AGAIN...Has anyone been out mushroom hunting or getting ready for the fall mushrooms.


----------



## StumpJumper (Nov 13, 2001)

skulldugary said:


> AGAIN...Has anyone been out mushroom hunting or getting ready for the fall mushrooms.



Well yAhhh. fOUND 3 HUGE CLUMPS OF SULPHURS THE OTHER DAY, 3 OLD MEN OF THE WOODS, oops cap lock, and a bunch of russulas and I think some milky caps, they were big yellow cone shaped shrooms.


----------



## ESOX (Nov 20, 2000)

Lets keep this on track guys.


----------



## StumpJumper (Nov 13, 2001)

My neighbors yard is loaded with rooted oudemansiella right now. They come up there every year. I fried one in butter 2 years ago and it was excellent, all the listings for it AI have found has it labeled as edible but not choice, it was choice to me.

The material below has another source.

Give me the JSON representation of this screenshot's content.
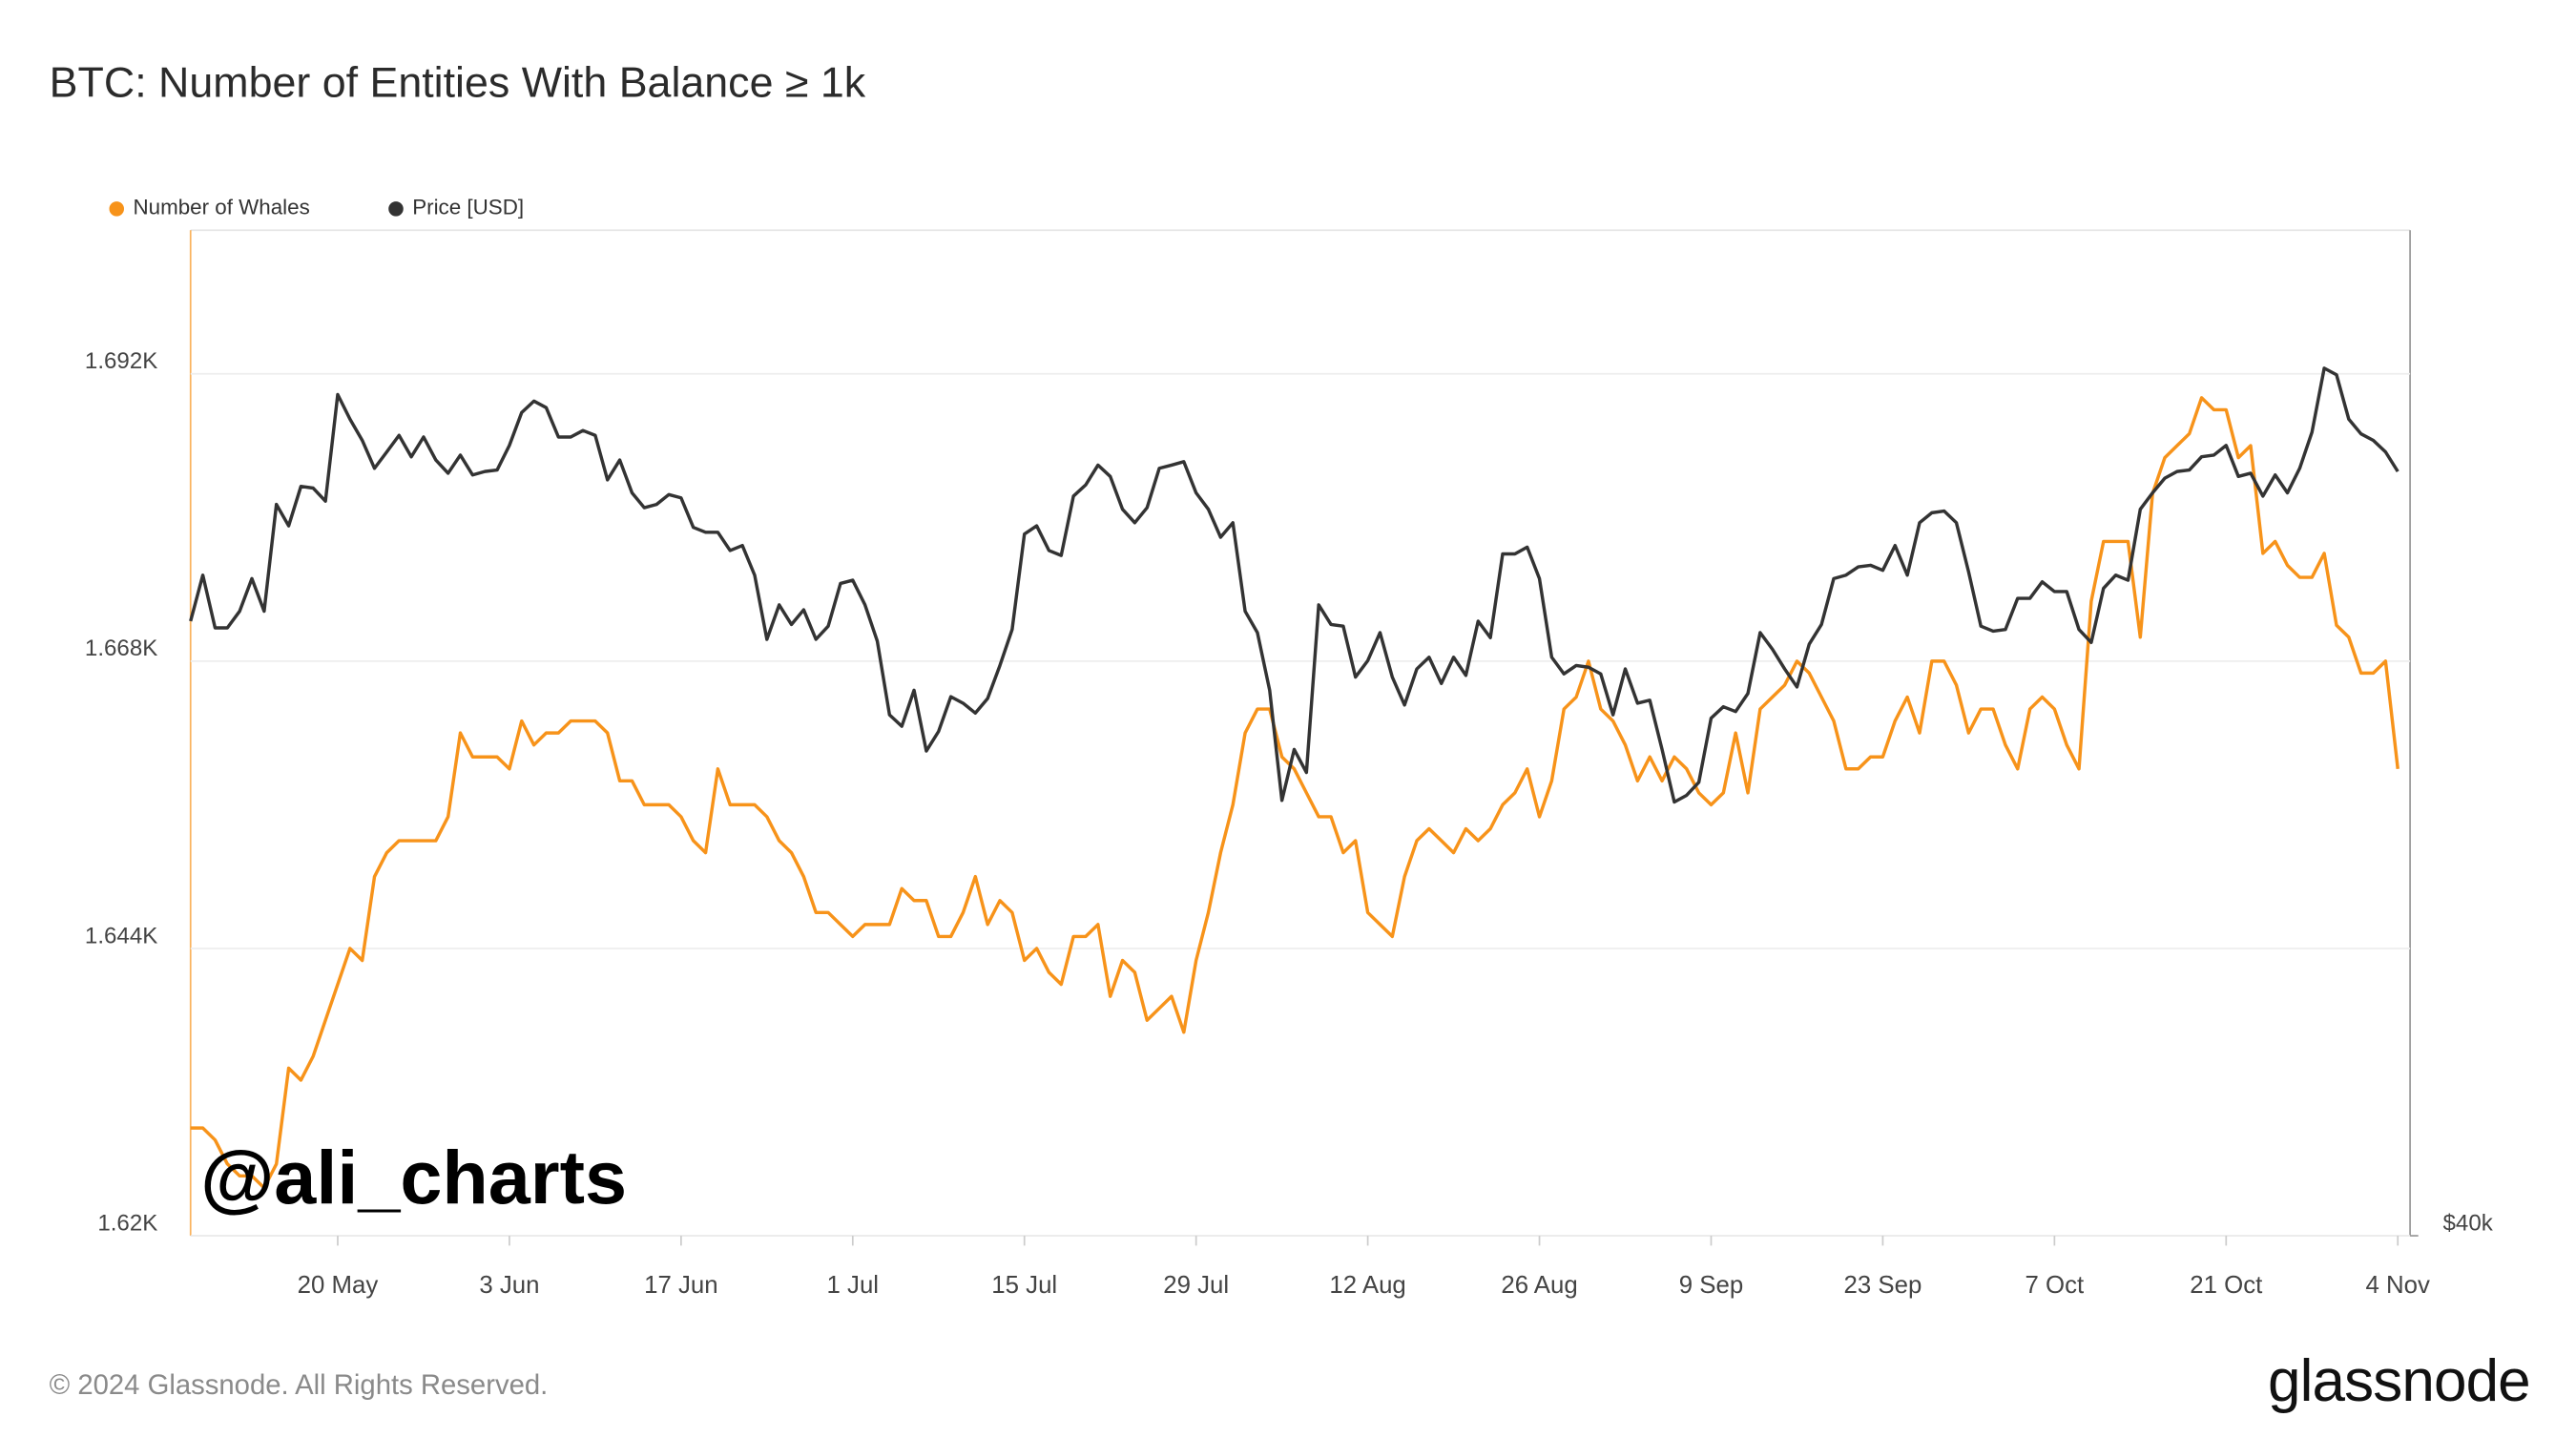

I don't pick them though. even though it has the right color spore print, identical looks, and a big root that goes into the ground, I'm still leary.


----------



## skulldugary (Apr 12, 2003)

Spore print white?


----------



## StumpJumper (Nov 13, 2001)

ya, they are really big this year too.


----------



## Lunker (Aug 27, 2001)

Big yellow chantrelles, honeys, oysters, chickens, fried chickens, tons of chestnuts, tons of bitters and blue staining , some huge mungus agaricus strand that keeps popping and rotting before i can get to them, huge milkys this year but none edible yet, just the peppery ones, some huge polypore like a chicken but white and shades of green that gets about 2 foot across, lots of black staining polypore, corals, russulas: all the red ones and charcoal burners and green topped ones... weird pure white yellowy powdered shaggy manes , ink caps out of wood chips, lots of tapioca and different colored slime molds out of those wood chips again ,lots of puffballs, still lots to come.


----------



## skulldugary (Apr 12, 2003)

Lunker,long time,not heard from ya.Glad to see you have been out.There is so many Russulas in on set of woods the smell of death is in the air from all of them rotting.


----------



## StumpJumper (Nov 13, 2001)

I found the remains of a mushroom that must've been at least 6" in dia, it was rotting into a nasty black tar, It looked like a big bolete of some sort.


----------